This All-Female Motorcycle Squad Is Tackling Sexual Violence in India’s ‘Rape Capital’.
The city of New Delhi is determined to shed its reputation as India’s “rape capital,” so it’s putting women in charge of its latest initiative to combat its pervasive sexual violence problem. The Delhi police force recently introduced an all-female motorcycle squad to help tackle gender-based violence in India’s most populous city, the New York Times reported. In recent years, the Indian government has improved its anti-rape and child marriage laws and has mandated gender sensitivity classes for drivers in Delhi — but it still has a long way to go to protect women and girls.
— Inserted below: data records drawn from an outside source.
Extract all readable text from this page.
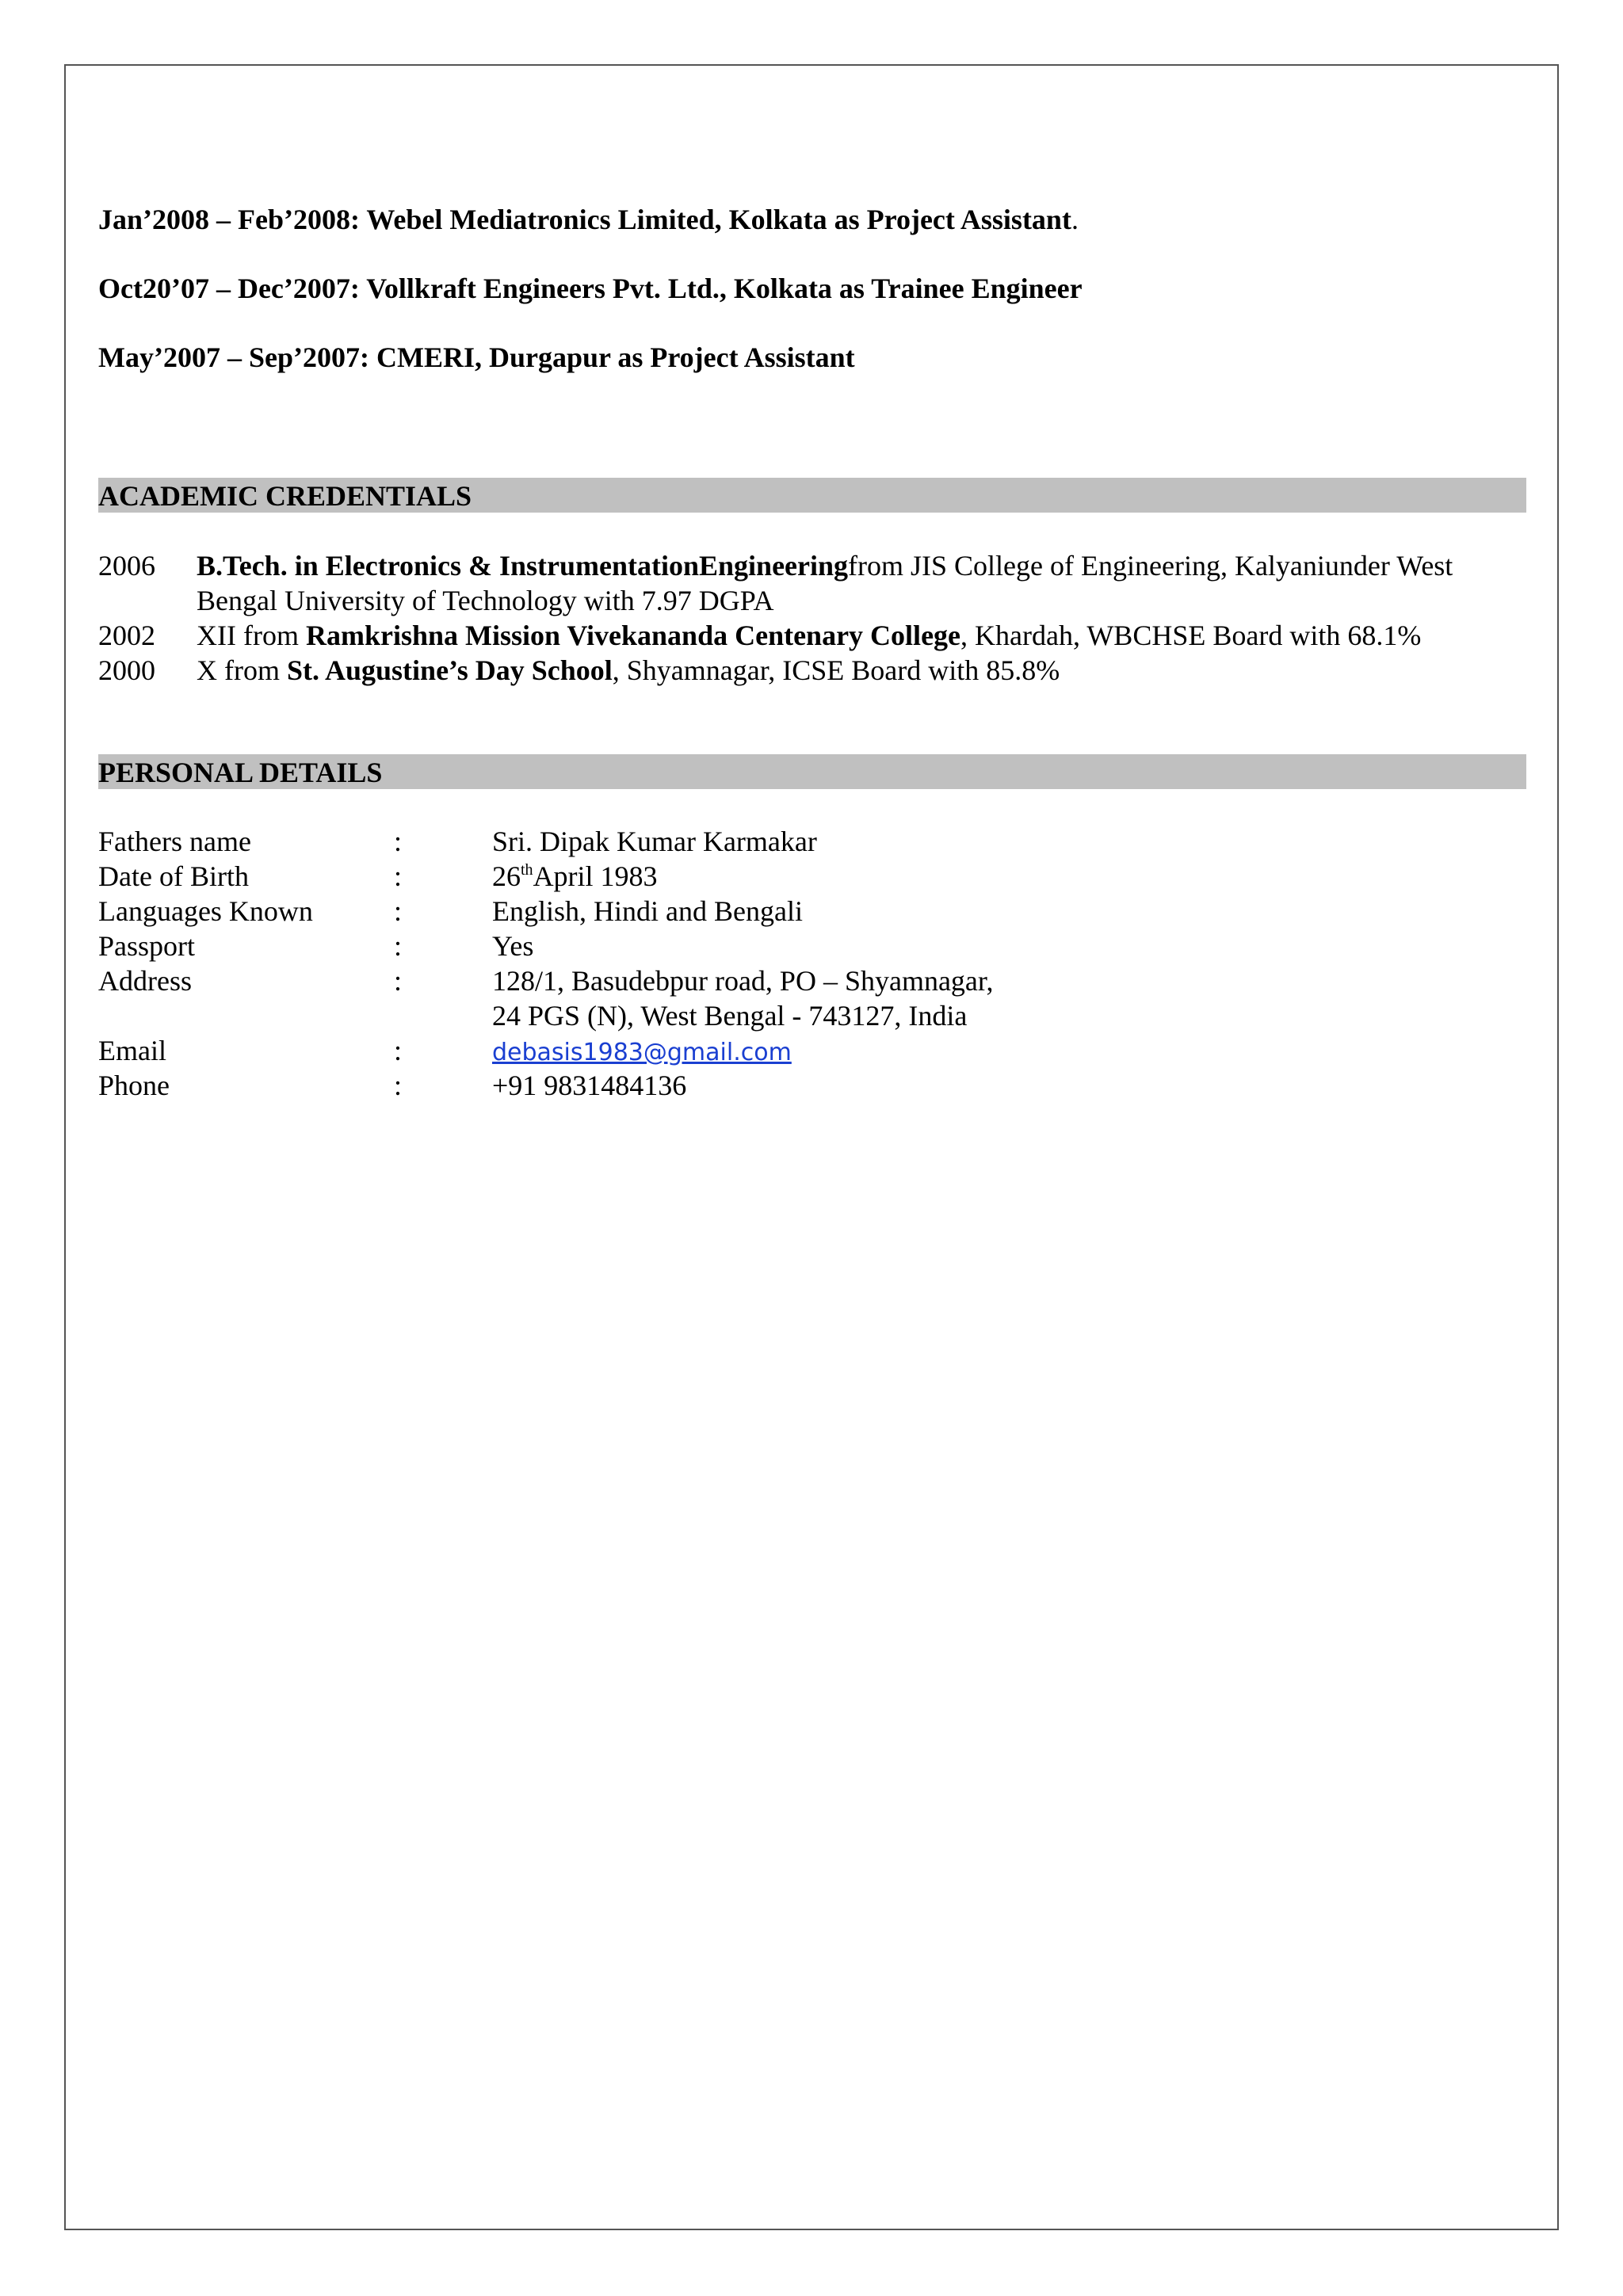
Jan’2008 – Feb’2008: Webel Mediatronics Limited, Kolkata as Project Assistant.
Oct20’07 – Dec’2007: Vollkraft Engineers Pvt. Ltd., Kolkata as Trainee Engineer
May’2007 – Sep’2007: CMERI, Durgapur as Project Assistant
ACADEMIC CREDENTIALS
2006 B.Tech. in Electronics & InstrumentationEngineeringfrom JIS College of Engineering, Kalyaniunder West Bengal University of Technology with 7.97 DGPA
2002 XII from Ramkrishna Mission Vivekananda Centenary College, Khardah, WBCHSE Board with 68.1%
2000 X from St. Augustine’s Day School, Shyamnagar, ICSE Board with 85.8%
PERSONAL DETAILS
Fathers name	:	Sri. Dipak Kumar Karmakar
Date of Birth	:	26thApril 1983
Languages Known	:	English, Hindi and Bengali
Passport	:	Yes
Address	:	128/1, Basudebpur road, PO – Shyamnagar,
24 PGS (N), West Bengal - 743127, India
Email	:	debasis1983@gmail.com
Phone	:	+91 9831484136
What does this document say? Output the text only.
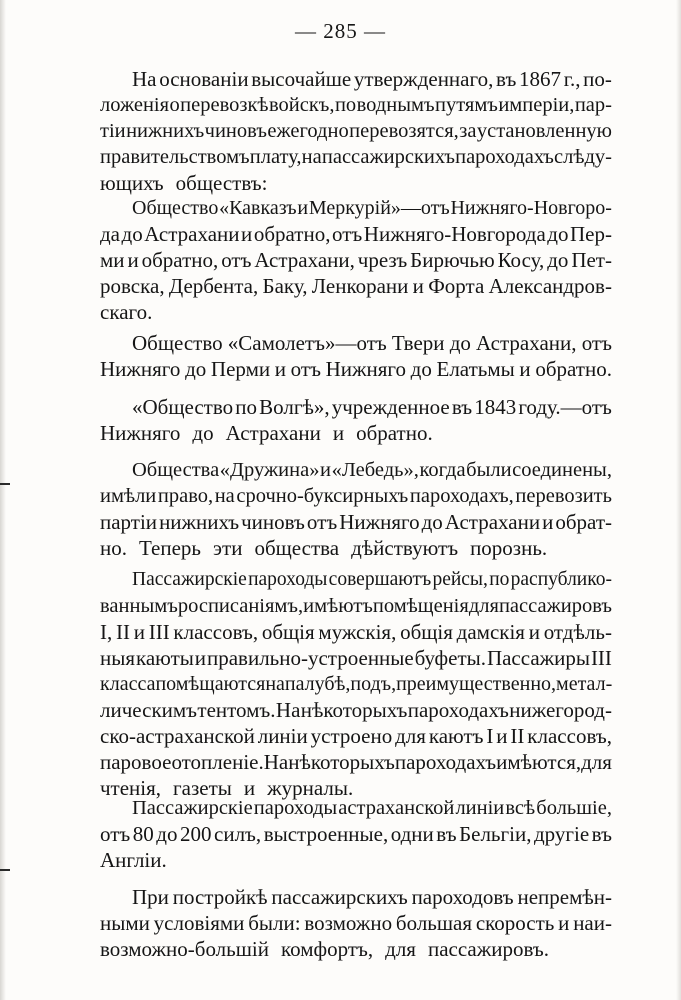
— 285 —
На основаніи высочайше утвержденнаго, въ 1867 г., по-
ложенія о перевозкѣ войскъ, по воднымъ путямъ имперіи, пар-
тіи нижнихъ чиновъ ежегодно перевозятся, за установленную
правительствомъ плату, на пассажирскихъ пароходахъ слѣду-
ющихъ обществъ:
Общество «Кавказъ и Меркурій»—отъ Нижняго-Новгоро-
да до Астрахани и обратно, отъ Нижняго-Новгорода до Пер-
ми и обратно, отъ Астрахани, чрезъ Бирючью Косу, до Пет-
ровска, Дербента, Баку, Ленкорани и Форта Александров-
скаго.
Общество «Самолетъ»—отъ Твери до Астрахани, отъ
Нижняго до Перми и отъ Нижняго до Елатьмы и обратно.
«Общество по Волгѣ», учрежденное въ 1843 году.—отъ
Нижняго до Астрахани и обратно.
Общества «Дружина» и «Лебедь», когда были соединены,
имѣли право, на срочно-буксирныхъ пароходахъ, перевозить
партіи нижнихъ чиновъ отъ Нижняго до Астрахани и обрат-
но. Теперь эти общества дѣйствуютъ порознь.
Пассажирскіе пароходы совершаютъ рейсы, по распублико-
ваннымъ росписаніямъ, имѣютъ помѣщенія для пассажировъ
I, II и III классовъ, общія мужскія, общія дамскія и отдѣль-
ныя каюты и правильно-устроенные буфеты. Пассажиры III
класса помѣщаются на палубѣ, подъ, преимущественно, метал-
лическимъ тентомъ. На нѣкоторыхъ пароходахъ нижегород-
ско-астраханской линіи устроено для каютъ I и II классовъ,
паровое отопленіе. На нѣкоторыхъ пароходахъ имѣются, для
чтенія, газеты и журналы.
Пассажирскіе пароходы астраханской линіи всѣ большіе,
отъ 80 до 200 силъ, выстроенные, одни въ Бельгіи, другіе въ
Англіи.
При постройкѣ пассажирскихъ пароходовъ непремѣн-
ными условіями были: возможно большая скорость и наи-
возможно-большій комфортъ, для пассажировъ.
The police hope the new squad will not only help address the need for more law enforcement officers in bustling Delhi but also will also make women feel more comfortable to report incidents, according to the Guardian. The number of rapes recorded in 2016 in New Delhi alone — more than 2,150 — was 67% higher than figures from 2012 based on police data. But, ironically, this might be a sign of progress. A recent Human Rights Watch report found an increased willingness among women to report incidences of sexual violence.
The police force’s new squad — called Raftaar, meaning speed — plans to make themselves available in areas where young women tend to be concentrated, like universities, the Guardian reported. Equipped with guns, pepper spray, and body cameras, Raftaar’s 600 officers will also patrol crowded areas — where sexual harassment is common, according to the New York Times.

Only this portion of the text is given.